I was just wondering why we can't bump up the car ads??
or why is there not a seperate section for cars forsale??

its very easy to miss the ads as they quickly move down the pages


----------



## SAM_TT (Apr 30, 2007)

ops i think this is in the wrong section

** mods please can you move**

sorry


----------



## jampott (Sep 6, 2003)

bump


----------



## SAM_TT (Apr 30, 2007)

jampott said:


> bump


 :lol: :lol: :lol: i guess iwas asking for that :lol:


----------



## jampott (Sep 6, 2003)

Bump as much as you like, mate. Mods and so-called ex-mods are happy enough to do it to their own adverts.


----------



## SAM_TT (Apr 30, 2007)

its not me wanting to bump, but as a buyer i get bored trawling through loads of pages to try and find a car.....

so the mods / ex mods bump hmmm interesting , bet they dont get loads of abusive posts either, when they do it


----------



## YELLOW_TT (Feb 25, 2004)

jampott said:


> Bump as much as you like, mate. Mods and so-called ex-mods are happy enough to do it to their own adverts.

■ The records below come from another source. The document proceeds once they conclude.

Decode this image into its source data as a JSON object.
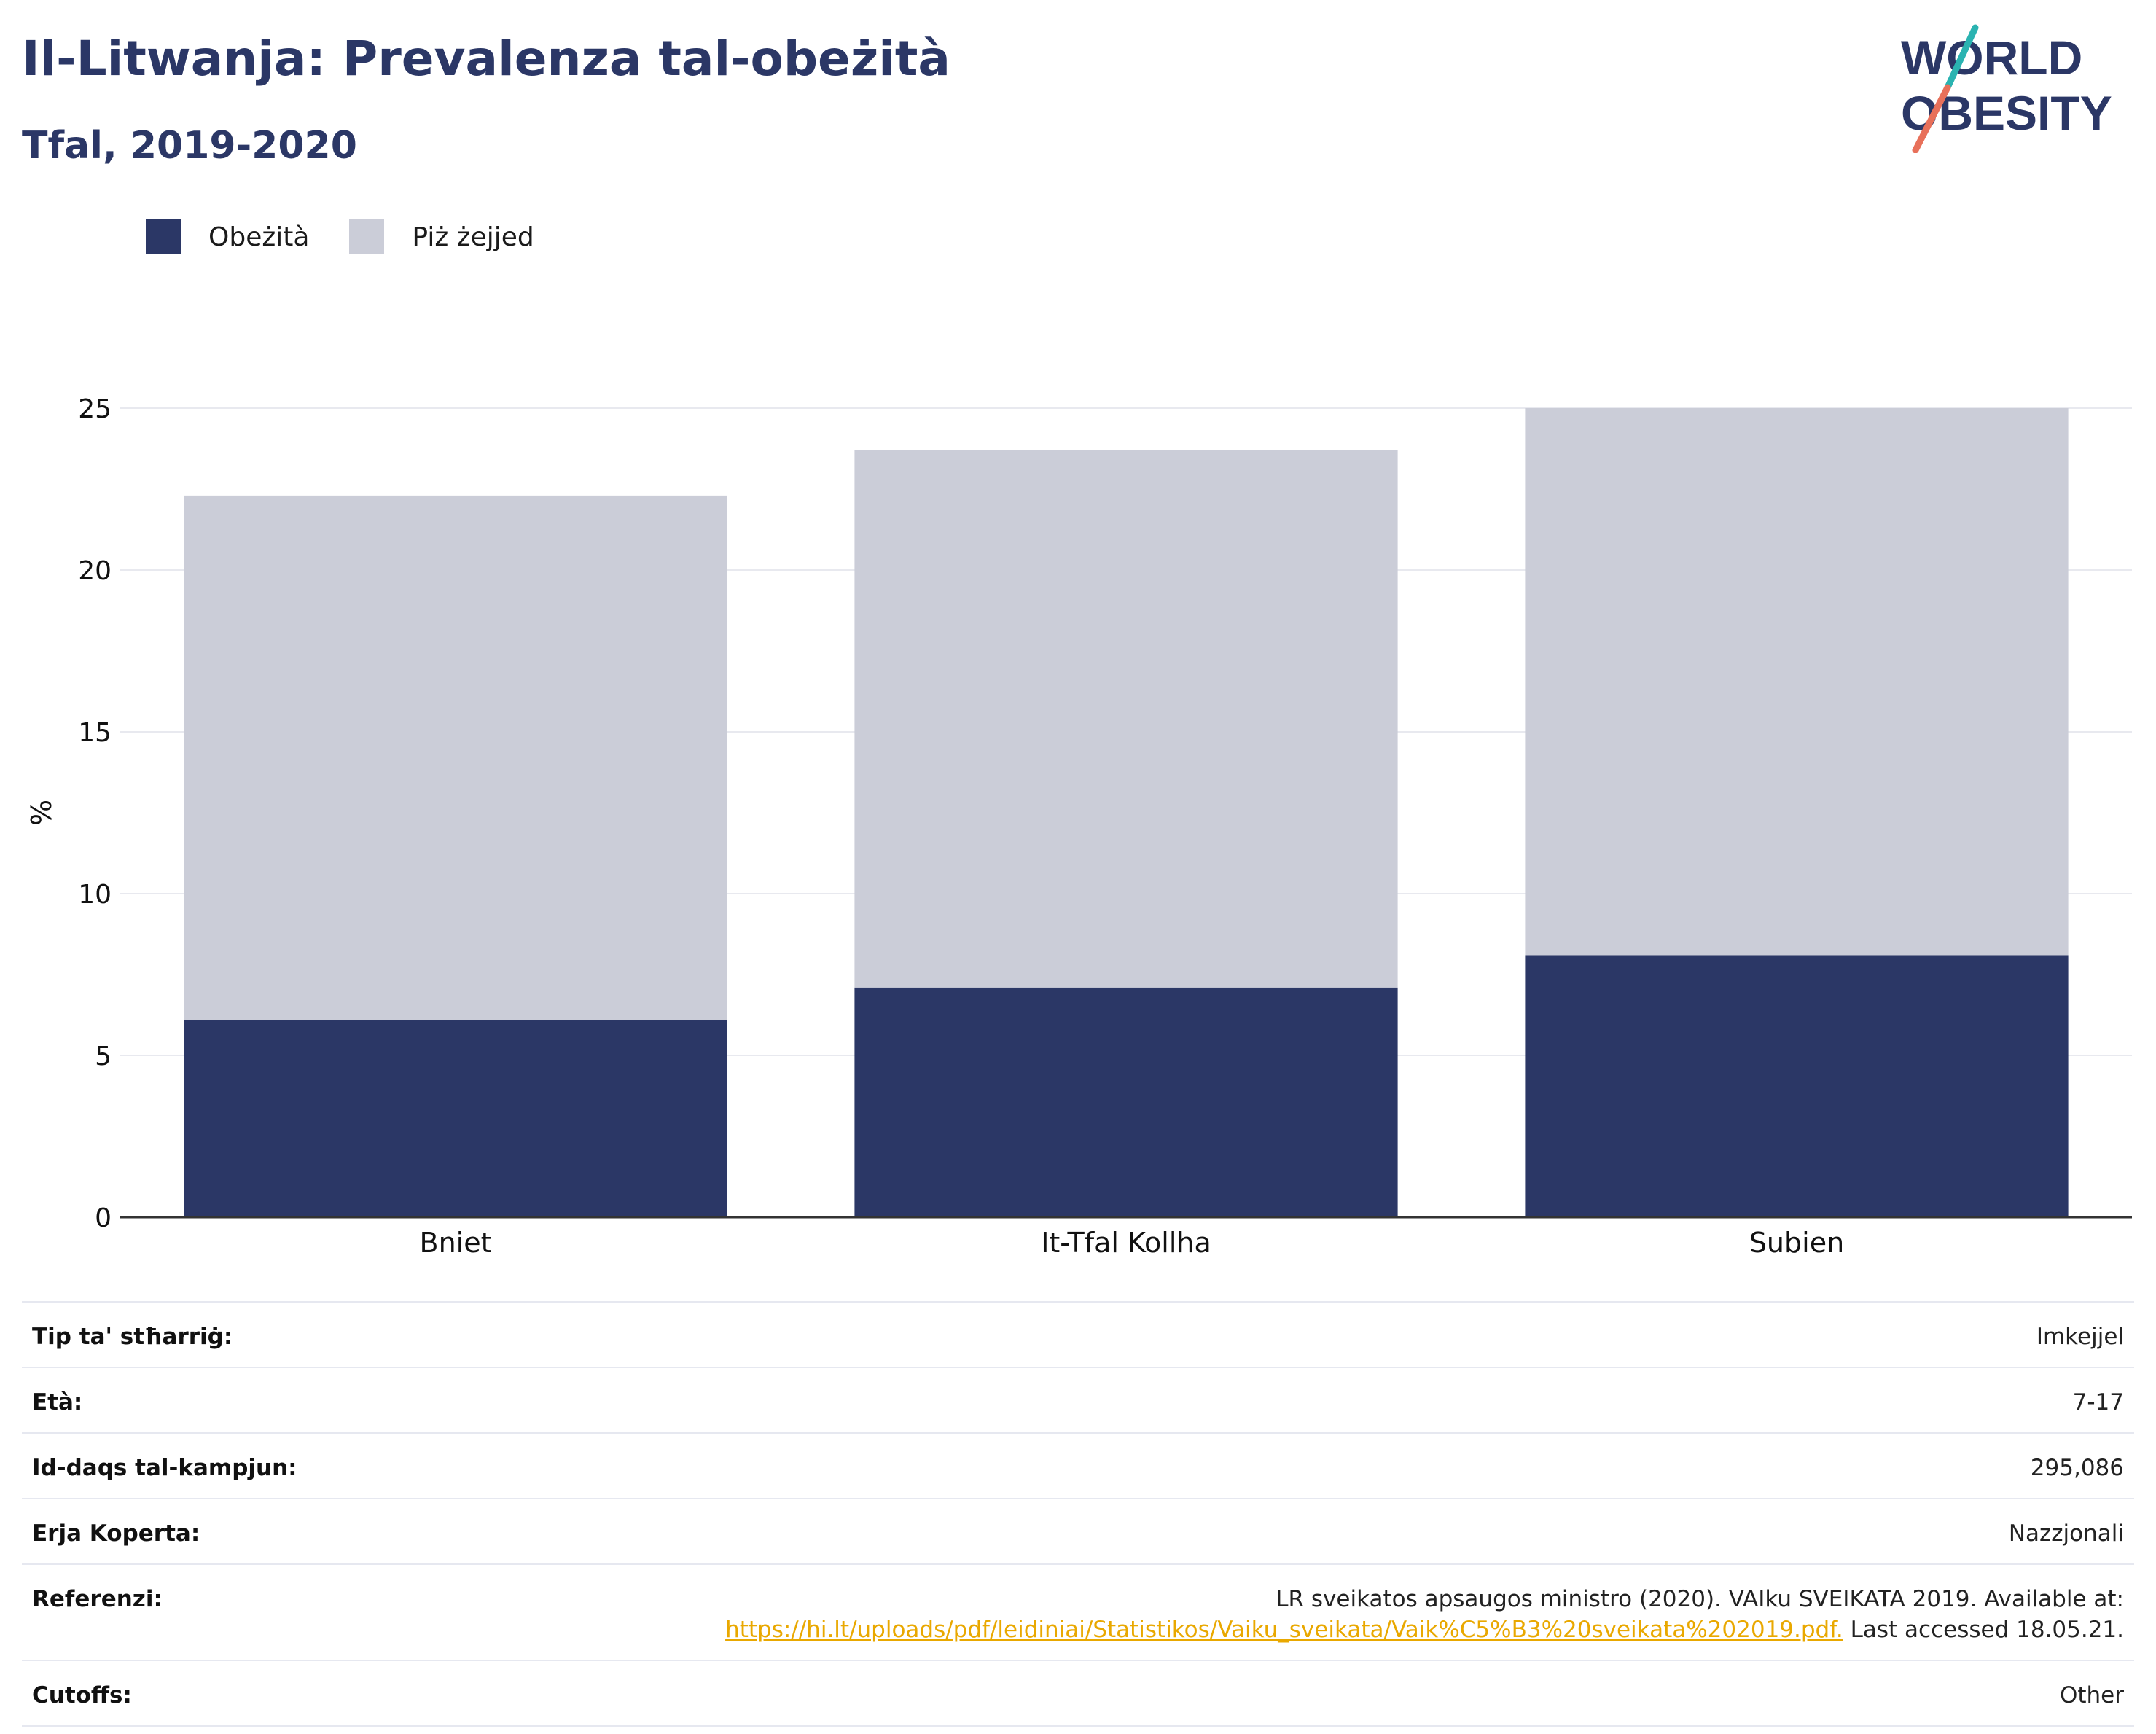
{
  "header": {
    "title": "Il-Litwanja: Prevalenza tal-obeżità",
    "subtitle": "Tfal, 2019-2020"
  },
  "logo": {
    "line1": "WORLD",
    "line2": "OBESITY",
    "colors": {
      "text": "#2b3766",
      "slash_top": "#2ab3b1",
      "slash_bottom": "#e8705a"
    }
  },
  "legend": [
    {
      "label": "Obeżità",
      "color": "#2b3766"
    },
    {
      "label": "Piż żejjed",
      "color": "#cbcdd8"
    }
  ],
  "chart_data": {
    "type": "bar",
    "stacked": true,
    "categories": [
      "Bniet",
      "It-Tfal Kollha",
      "Subien"
    ],
    "series": [
      {
        "name": "Obeżità",
        "values": [
          6.1,
          7.1,
          8.1
        ],
        "color": "#2b3766"
      },
      {
        "name": "Piż żejjed",
        "values": [
          16.2,
          16.6,
          16.9
        ],
        "color": "#cbcdd8"
      }
    ],
    "ylabel": "%",
    "ylim": [
      0,
      25
    ],
    "yticks": [
      0,
      5,
      10,
      15,
      20,
      25
    ],
    "grid": true,
    "legend_position": "top-left"
  },
  "info": [
    {
      "label": "Tip ta' stħarriġ:",
      "value": "Imkejjel"
    },
    {
      "label": "Età:",
      "value": "7-17"
    },
    {
      "label": "Id-daqs tal-kampjun:",
      "value": "295,086"
    },
    {
      "label": "Erja Koperta:",
      "value": "Nazzjonali"
    },
    {
      "label": "Referenzi:",
      "value": "LR sveikatos apsaugos ministro (2020). VAIku SVEIKATA 2019. Available at:",
      "link": "https://hi.lt/uploads/pdf/leidiniai/Statistikos/Vaiku_sveikata/Vaik%C5%B3%20sveikata%202019.pdf.",
      "after": "Last accessed 18.05.21."
    },
    {
      "label": "Cutoffs:",
      "value": "Other"
    }
  ]
}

Now I wonder who you could be talking about :wink:


----------



## XIIVVX (Apr 23, 2007)

SAM_TT said:


> ... as a buyer i get bored trawling through loads of pages to try and find a car.....


Seconded.

Either allow bumping for car ads or (please) separate the 'second-hand wheel nuts for sale' ads away from the complete cars.

XIIVVX


----------



## SAM_TT (Apr 30, 2007)

XIIVVX said:


> SAM_TT said:
> 
> 
> > ... as a buyer i get bored trawling through loads of pages to try and find a car.....
> ...


Fantastic  thats 2 onboard they have to listen now !!!


----------



## jampott (Sep 6, 2003)

I'd rather see a sep. section for the sale of cars, too - rather that than all those "commercial sponsor" sections, most of which aren't used.


----------